# Amazing Budget



## Budget baby (Jan 1, 2013)

Whilst thinking to myself as to what to mention here about Budget I can say, I have the biggest smile on my face This sweet little guy brings so much pleasure and love into our lives it is a joy.
My husband is just as bad as me LOL.
In fact when Hubby comes home from work the first thing he does is whistle a greeting at the back door, not that he needs to because Budget has learned to recognise the sound of the work truck coming home.
I assure you all, he knows the truck means Dad is home, he starts to flock call and flies up to the door ledge waiting for him to come in.
I am sure Budget is physic, every time either myself or Rob (Husband) come down the stairs dressed ready to go out somewhere he is on our shoulder and will not budge 
Often I have to go to the rescue , encourage Budget to come to me so Rob can quickly head out the door or vice versa if I am going somewhere.
I love it when I come home, as soon as the key is in the door flock calling and a huge welcome is given .:budgie:


----------



## DanielTheLion (Mar 17, 2015)

That is so sweet!! I love these Budget episodes!

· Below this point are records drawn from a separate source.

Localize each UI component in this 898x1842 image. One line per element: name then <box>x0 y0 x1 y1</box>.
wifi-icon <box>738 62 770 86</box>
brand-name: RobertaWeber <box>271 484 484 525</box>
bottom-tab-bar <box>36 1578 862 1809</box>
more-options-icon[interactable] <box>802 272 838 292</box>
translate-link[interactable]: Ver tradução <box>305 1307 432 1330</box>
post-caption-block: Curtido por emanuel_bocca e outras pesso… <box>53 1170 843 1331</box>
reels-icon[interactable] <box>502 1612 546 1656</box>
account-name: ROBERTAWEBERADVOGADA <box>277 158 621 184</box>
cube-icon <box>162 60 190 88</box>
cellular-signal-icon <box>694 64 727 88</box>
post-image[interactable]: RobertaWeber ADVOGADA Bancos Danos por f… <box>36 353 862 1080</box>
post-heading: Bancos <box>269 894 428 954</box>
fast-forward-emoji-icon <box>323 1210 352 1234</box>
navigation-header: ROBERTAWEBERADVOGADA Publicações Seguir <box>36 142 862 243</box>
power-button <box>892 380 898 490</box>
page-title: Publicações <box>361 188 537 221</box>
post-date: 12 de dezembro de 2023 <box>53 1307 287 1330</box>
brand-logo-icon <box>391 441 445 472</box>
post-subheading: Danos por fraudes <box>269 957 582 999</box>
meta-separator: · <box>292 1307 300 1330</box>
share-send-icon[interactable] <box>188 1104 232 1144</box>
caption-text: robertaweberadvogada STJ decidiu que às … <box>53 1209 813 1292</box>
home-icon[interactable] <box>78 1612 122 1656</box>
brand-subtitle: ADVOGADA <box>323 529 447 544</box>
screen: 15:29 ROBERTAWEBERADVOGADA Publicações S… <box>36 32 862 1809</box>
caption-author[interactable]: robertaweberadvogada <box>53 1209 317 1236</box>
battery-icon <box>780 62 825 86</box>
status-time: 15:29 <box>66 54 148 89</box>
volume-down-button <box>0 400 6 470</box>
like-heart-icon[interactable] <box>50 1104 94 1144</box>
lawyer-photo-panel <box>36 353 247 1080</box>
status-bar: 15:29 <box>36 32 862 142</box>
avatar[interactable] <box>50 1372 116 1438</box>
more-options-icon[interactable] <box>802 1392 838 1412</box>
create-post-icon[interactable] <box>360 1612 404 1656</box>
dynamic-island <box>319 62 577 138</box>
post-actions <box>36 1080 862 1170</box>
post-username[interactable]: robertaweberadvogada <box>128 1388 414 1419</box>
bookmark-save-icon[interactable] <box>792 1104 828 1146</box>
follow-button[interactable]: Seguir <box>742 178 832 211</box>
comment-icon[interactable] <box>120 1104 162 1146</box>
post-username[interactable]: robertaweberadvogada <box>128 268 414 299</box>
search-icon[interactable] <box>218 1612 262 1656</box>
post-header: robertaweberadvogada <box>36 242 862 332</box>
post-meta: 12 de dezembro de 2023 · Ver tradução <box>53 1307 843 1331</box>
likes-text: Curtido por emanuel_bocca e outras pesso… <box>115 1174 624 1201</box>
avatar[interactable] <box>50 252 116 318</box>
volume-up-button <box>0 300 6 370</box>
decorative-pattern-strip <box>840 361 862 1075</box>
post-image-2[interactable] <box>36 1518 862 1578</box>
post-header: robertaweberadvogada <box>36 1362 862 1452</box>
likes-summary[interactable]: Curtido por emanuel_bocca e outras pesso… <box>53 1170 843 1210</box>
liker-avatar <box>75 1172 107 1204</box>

He sounds like a sweet heart


----------



## nuxi (Oct 28, 2014)

Awww! I really enjoy your stories about Budget!


----------



## Budget baby (Jan 1, 2013)

DanielTheLion said:


> That is so sweet!! I love these Budget episodes! He sounds like a sweet heart


 YES, Budget is a one in a million Budgie I am sure, he has enlightened and enriched our lives so much.


----------



## despoinaki (Aug 4, 2012)

hahaha  I know what you mean.. My first budgie Princess did that every time I had to leave the house! She wouldn't go anywhere else but perch on my shoulder all day! So nice to hear that Budget is so sweet about you two!


----------



## aluz (Jul 24, 2011)

Your Budget is very clever and is clearly in tune with you and your husband and knows very well all of your routines! 
My departed budgie, Tito recognized my footsteps from afar and would also start to flock call me till I got close to his cage.


----------



## eduardo (Jul 24, 2011)

*Aw, what a special little fellow  And so lucky to have you!*


----------



## FaeryBee (May 9, 2011)

*I think it's wonderful that Rob enjoys Budget as much as you do, Cathy!

I fell in love with little Budget the first time you posted a picture of him and the more I learn about him the more I love him! :hug:*


----------